The complexed structure and antimicrobial activity of a non‐β‐lactam inhibitor of AmpC β‐lactamase

β‐Lactamases are the major resistance mechanism to β‐lactam antibiotics and pose a growing threat to public health. Recently, bacteria have become resistant to β‐lactamase inhibitors, making this problem pressing. In an effort to overcome this resistance, non‐β‐lactam inhibitors of β‐lactamases were investigated for complementarity to the structure of AmpC β‐lactamase from Escherichia coli . This led to the discovery of an inhibitor, benzo (b)thiophene‐2‐boronic acid (BZBTH2B), which inhibited AmpC with a K i t of 27 nM. This inhibitor is chemically dissimilar to β‐lactams, raising the question of what specific interactions are responsible for its activity.
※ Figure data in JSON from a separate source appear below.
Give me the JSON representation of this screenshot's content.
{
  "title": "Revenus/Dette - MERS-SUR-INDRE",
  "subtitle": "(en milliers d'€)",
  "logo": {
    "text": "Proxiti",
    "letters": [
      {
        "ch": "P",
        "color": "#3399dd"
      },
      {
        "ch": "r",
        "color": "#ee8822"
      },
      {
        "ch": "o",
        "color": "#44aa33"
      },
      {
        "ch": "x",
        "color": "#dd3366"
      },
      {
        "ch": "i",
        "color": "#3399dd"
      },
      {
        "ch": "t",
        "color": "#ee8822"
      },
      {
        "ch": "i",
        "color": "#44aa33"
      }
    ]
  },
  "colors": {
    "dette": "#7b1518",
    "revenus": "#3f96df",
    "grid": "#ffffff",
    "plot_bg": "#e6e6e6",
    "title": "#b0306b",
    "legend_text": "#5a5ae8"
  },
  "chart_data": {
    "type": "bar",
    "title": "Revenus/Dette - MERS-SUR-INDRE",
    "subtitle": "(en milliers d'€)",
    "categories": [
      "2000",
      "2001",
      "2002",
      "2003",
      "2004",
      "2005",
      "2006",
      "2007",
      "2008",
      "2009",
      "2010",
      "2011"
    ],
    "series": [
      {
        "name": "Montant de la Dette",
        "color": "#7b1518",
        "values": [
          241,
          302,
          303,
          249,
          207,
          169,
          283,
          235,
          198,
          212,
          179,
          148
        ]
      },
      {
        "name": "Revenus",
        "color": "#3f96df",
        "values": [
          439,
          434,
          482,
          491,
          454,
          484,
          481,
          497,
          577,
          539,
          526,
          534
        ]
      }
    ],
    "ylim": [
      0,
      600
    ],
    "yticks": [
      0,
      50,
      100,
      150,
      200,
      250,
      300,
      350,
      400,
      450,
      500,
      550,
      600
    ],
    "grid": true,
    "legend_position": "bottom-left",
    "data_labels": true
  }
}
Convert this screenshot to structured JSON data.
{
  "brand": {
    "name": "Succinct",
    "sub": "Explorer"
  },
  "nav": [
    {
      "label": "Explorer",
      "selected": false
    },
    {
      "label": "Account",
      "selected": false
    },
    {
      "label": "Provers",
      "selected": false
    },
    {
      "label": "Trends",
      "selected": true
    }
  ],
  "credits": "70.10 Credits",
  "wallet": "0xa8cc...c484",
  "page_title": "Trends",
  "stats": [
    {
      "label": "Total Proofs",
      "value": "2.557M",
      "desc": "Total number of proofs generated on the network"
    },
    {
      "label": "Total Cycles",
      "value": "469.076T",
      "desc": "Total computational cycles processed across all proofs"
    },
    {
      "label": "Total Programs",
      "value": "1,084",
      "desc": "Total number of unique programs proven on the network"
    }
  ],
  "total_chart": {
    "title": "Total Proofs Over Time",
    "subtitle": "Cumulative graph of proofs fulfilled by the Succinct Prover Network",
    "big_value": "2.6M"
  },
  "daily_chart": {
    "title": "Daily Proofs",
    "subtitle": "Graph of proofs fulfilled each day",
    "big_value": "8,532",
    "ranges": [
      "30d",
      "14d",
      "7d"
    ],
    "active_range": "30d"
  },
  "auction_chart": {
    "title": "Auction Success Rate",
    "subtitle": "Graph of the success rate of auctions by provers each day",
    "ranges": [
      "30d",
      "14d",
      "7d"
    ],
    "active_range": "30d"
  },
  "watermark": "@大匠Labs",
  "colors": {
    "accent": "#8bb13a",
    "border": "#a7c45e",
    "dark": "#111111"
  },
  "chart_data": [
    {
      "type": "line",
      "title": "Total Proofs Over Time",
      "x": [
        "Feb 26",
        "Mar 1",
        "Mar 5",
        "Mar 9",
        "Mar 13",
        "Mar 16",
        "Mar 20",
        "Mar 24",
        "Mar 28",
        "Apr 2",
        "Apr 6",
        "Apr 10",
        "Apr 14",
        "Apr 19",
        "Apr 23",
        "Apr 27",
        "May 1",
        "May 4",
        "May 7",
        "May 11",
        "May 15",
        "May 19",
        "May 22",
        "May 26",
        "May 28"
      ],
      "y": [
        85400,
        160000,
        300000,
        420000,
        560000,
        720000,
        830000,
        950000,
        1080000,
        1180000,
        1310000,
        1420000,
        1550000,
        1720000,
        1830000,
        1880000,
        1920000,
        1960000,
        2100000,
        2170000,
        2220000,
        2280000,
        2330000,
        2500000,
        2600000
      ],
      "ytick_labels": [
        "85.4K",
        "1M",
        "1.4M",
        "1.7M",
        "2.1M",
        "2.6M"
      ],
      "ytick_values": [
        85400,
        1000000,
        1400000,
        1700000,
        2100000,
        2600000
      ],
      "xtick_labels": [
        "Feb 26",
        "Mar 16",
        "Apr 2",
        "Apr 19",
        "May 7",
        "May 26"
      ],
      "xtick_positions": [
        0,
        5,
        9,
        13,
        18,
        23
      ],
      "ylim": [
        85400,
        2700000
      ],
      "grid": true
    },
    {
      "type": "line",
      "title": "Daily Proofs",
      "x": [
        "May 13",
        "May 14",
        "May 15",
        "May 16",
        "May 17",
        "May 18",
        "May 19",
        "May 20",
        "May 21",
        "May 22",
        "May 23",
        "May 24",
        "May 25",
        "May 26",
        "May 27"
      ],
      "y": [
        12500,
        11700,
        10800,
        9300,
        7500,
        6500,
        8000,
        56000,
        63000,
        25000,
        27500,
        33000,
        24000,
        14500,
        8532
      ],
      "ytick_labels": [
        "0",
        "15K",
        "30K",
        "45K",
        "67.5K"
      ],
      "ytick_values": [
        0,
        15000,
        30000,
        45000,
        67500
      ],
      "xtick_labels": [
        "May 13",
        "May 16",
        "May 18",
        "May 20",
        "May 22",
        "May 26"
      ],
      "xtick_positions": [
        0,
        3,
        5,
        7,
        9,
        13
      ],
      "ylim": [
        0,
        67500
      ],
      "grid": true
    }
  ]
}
To answer this question, the X‐ray crystallographic structure of BZBTH2B in complex with AmpC was determined to 2.25 Å resolution. The structure reveals several unexpected interactions. The inhibitor appears to complement the conserved, R1‐amide binding region of AmpC, despite lacking an amide group. Interactions between one of the boronic acid oxygen atoms, Tyr150, and an ordered water molecule suggest a mechanism for acid/base catalysis and a direction for hydrolytic attack in the enzyme catalyzed reaction. To investigate how a non‐β‐lactam inhibitor would perform against resistant bacteria, BZBTH2B was tested in antimicrobial assays. BZBTH2B significantly potentiated the activity of a third‐generation cephalosporin against AmpC‐producing resistant bacteria. This inhibitor was unaffected by two common resistance mechanisms that often arise against β‐lactams in conjunction with β‐lactamases. Porin channel mutations did not decrease the efficacy of BZBTH2B against cells expressing AmpC. Also, this inhibitor did not induce expression of AmpC, a problem with many β‐lactams. The structure of the BZBTH2B/AmpC complex provides a starting point for the structure‐based elaboration of this class of non‐β‐lactam inhibitors.